At Costco retail company machine learning is used to maintain the productivity and sustainability of its fresh food department. Costco donated all of its unsold or damaged products, and therefore produced more than needed fresh food.
They have worked with SAP company to tackle this issue using a demand forecasting algorithm that assists managers in making sure the right quantity of fresh products is always in stock. Costco's bakery managers must be able to predict the demand for each menu item they need to produce on a daily basis. Prior to the SAP solution, these managers had to establish a production plan on paper by reviewing sales and trend reports. They also had to review local events and the past background of their colleagues. Costco calls it "tribal knowledge". The plans were updated daily on the basis of previous day's leftovers, damaged or destroyed products, before the baking teams could start their work in the morning-time. The development of this solution was led by SAP AppHaus, a branch of SAP solutions.

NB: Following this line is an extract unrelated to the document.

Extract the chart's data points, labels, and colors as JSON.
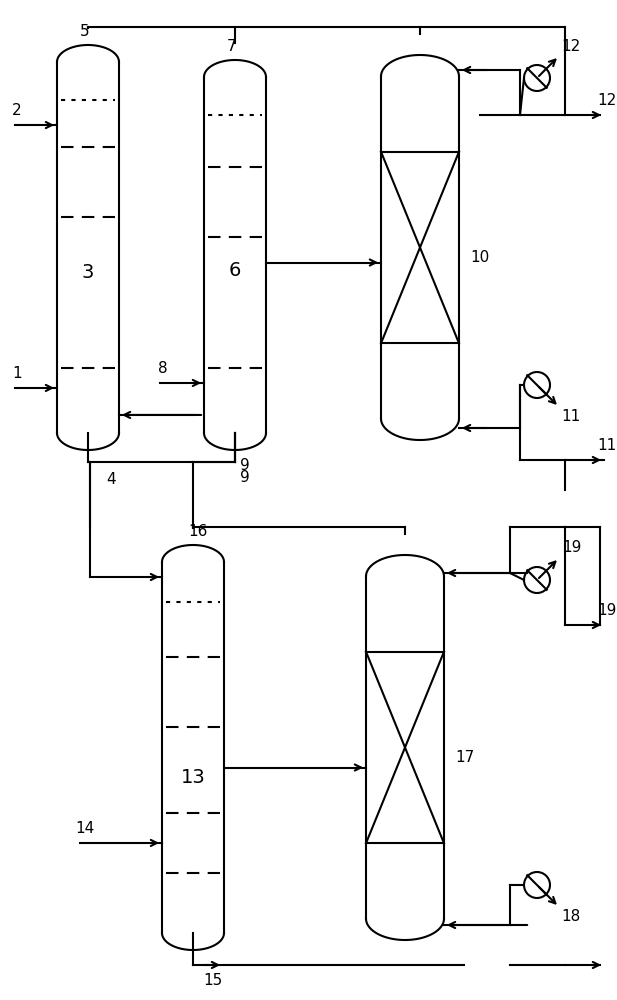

When Costco was ready to start work on the new solution, they invited Jeff Lyons, senior vice president of Fresh Foods, and several managers and supervisors from their bakeries. These bread experts at Costco are end users of the solution, so AppHaus asked their feedback on when customers purchase specific foods and how frequently they do it. They interviewed each employee extensively and watched some of them during their work. When SAP had enough information about the bakery manager's daily tasks, they managed to create a new "bakery of the future" with Costco employees. It is a tablet application that displays data and ideas for bakery managers and digitizes manual processes. The application uses machine learning to provide a planning forecast for each item on the bakery menu. This forecast determines how much of each item is to be baked and is automatically adjusted for the passing residue and damaged items.